Even some energy analysts say the proposed acquisition is at least as much about helping Mr. Musk’s personal investments as furthering his green agenda. But, some energy experts and investors say, there is logic in combining Tesla, where Mr. Musk is chief executive, and SolarCity, where he is chairman.
Describing Tesla automobiles as “batteries wrapped in a car,” Shawn Kravetz, founder of the solar power investment company Esplanade Capital, said that the energy storage business was likely to become colossal. “And so you can see,’’ he said, ‘‘how the electricity to power those batteries can be an essential part of this.”
The two companies have been moving toward a closer partnership for some time. SolarCity began installing Tesla batteries in pilot projects for residential and commercial customers about four years ago. Last year, Tesla announced its move to market rechargeable lithium-ion battery packs that could mount to a home garage wall, as well as battery blocks large enough to power commercial and industrial customers and serve in utility-scale installations to smooth out fluctuations in the grid.
At the same time, SolarCity, after years of challenging the utility industry to innovate or die, started acting more like a utility itself. It began a program aimed at cities, remote communities, campuses and military bases to design and operate small, independent power networks called microgrids. At the time, Peter Rive, one of the company’s founders and its chief technical officer, called the system “a template that can be scaled up to basically be the next-generation grid.”
As the leading rooftop solar provider in the country, SolarCity is thought to have the largest collection of data on how solar customers use energy at every minute of the day. With that data — especially if combined with information from electric cars, chargers and stationary batteries — the combined company could be well suited to creating products and services based on customer needs.

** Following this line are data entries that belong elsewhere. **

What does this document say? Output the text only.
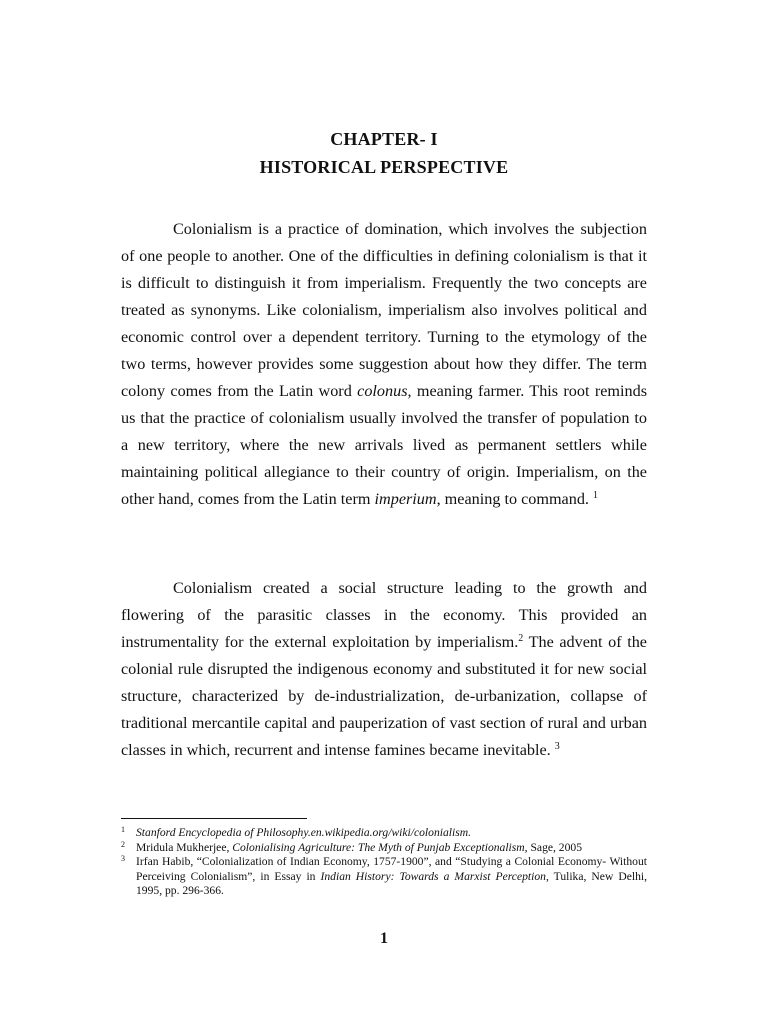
CHAPTER- I
HISTORICAL PERSPECTIVE

Colonialism is a practice of domination, which involves the subjection of one people to another. One of the difficulties in defining colonialism is that it is difficult to distinguish it from imperialism. Frequently the two concepts are treated as synonyms. Like colonialism, imperialism also involves political and economic control over a dependent territory. Turning to the etymology of the two terms, however provides some suggestion about how they differ. The term colony comes from the Latin word colonus, meaning farmer. This root reminds us that the practice of colonialism usually involved the transfer of population to a new territory, where the new arrivals lived as permanent settlers while maintaining political allegiance to their country of origin. Imperialism, on the other hand, comes from the Latin term imperium, meaning to command. $^1$

Colonialism created a social structure leading to the growth and flowering of the parasitic classes in the economy. This provided an instrumentality for the external exploitation by imperialism.$^2$ The advent of the colonial rule disrupted the indigenous economy and substituted it for new social structure, characterized by de-industrialization, de-urbanization, collapse of traditional mercantile capital and pauperization of vast section of rural and urban classes in which, recurrent and intense famines became inevitable. $^3$

1 Stanford Encyclopedia of Philosophy.en.wikipedia.org/wiki/colonialism.
2 Mridula Mukherjee, Colonialising Agriculture: The Myth of Punjab Exceptionalism, Sage, 2005
3 Irfan Habib, “Colonialization of Indian Economy, 1757-1900”, and “Studying a Colonial Economy- Without Perceiving Colonialism”, in Essay in Indian History: Towards a Marxist Perception, Tulika, New Delhi, 1995, pp. 296-366.
1
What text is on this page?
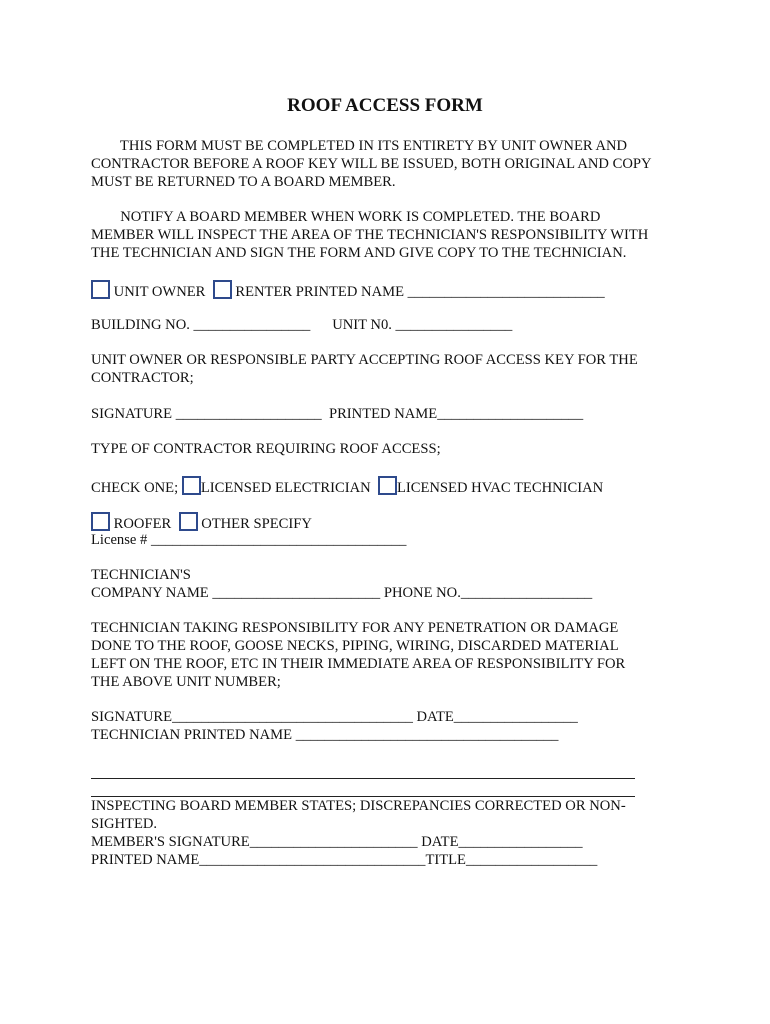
ROOF ACCESS FORM
THIS FORM MUST BE COMPLETED IN ITS ENTIRETY BY UNIT OWNER AND
CONTRACTOR BEFORE A ROOF KEY WILL BE ISSUED, BOTH ORIGINAL AND COPY
MUST BE RETURNED TO A BOARD MEMBER.
NOTIFY A BOARD MEMBER WHEN WORK IS COMPLETED. THE BOARD
MEMBER WILL INSPECT THE AREA OF THE TECHNICIAN'S RESPONSIBILITY WITH
THE TECHNICIAN AND SIGN THE FORM AND GIVE COPY TO THE TECHNICIAN.
UNIT OWNER RENTER PRINTED NAME ___________________________
BUILDING NO. ________________      UNIT N0. ________________
UNIT OWNER OR RESPONSIBLE PARTY ACCEPTING ROOF ACCESS KEY FOR THE
CONTRACTOR;
SIGNATURE ____________________  PRINTED NAME____________________
TYPE OF CONTRACTOR REQUIRING ROOF ACCESS;
CHECK ONE; LICENSED ELECTRICIAN LICENSED HVAC TECHNICIAN
ROOFER OTHER SPECIFY
License # ___________________________________
TECHNICIAN'S
COMPANY NAME _______________________ PHONE NO.__________________
TECHNICIAN TAKING RESPONSIBILITY FOR ANY PENETRATION OR DAMAGE
DONE TO THE ROOF, GOOSE NECKS, PIPING, WIRING, DISCARDED MATERIAL
LEFT ON THE ROOF, ETC IN THEIR IMMEDIATE AREA OF RESPONSIBILITY FOR
THE ABOVE UNIT NUMBER;
SIGNATURE_________________________________ DATE_________________
TECHNICIAN PRINTED NAME ____________________________________
INSPECTING BOARD MEMBER STATES; DISCREPANCIES CORRECTED OR NON-
SIGHTED.
MEMBER'S SIGNATURE_______________________ DATE_________________
PRINTED NAME_______________________________TITLE__________________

“They deeply understand what the customer’s usage patterns are,” said Swapnil Shah, chief executive of FirstFuel Software, which provides energy management services to buildings. He compared the potential to Amazon’s ability to adapt and customize online shopping to buyer’s behavior.
“They’re creating unique personalized profiles of your habits,’’ Mr. Shah said, “and they use that to identify what is the next click for the next product.”
And yet, while SolarCity was building the infrastructure for a new, decentralized approach to power production known as distributed generation, while earning a reputation for aggressive attacks on the old-school utility industry, Mr. Musk was turning Tesla into “the brand that everyone wants to buy,” Mr. Kammen said. That brand burnishing is something that could benefit SolarCity, he said.
But a big challenge for Tesla, said Shayle Kann of GTM Research, which focuses on clean energy industries, is that it is not the only company with such a grand vision. Utility industry stalwarts like Edison International and Con Edison are developing energy services and consulting divisions, while technology giants like General Electric, Oracle, Google and even Apple are getting into the business of providing or managing power.
Of course, the merger plan may not go through, if other investors balk and because of the corporate governance and other issues arising from Mr. Musk’s roles in both companies. He also owns more than 20 percent of each. But maybe a merger isn’t necessary to achieve the larger goals.
“Do you have to own things in order to leverage or even to a certain extent control them?” Mr. Kravetz of Esplanade Capital asked. “I think the answer is no. You don’t have to own the cow to get the milk.”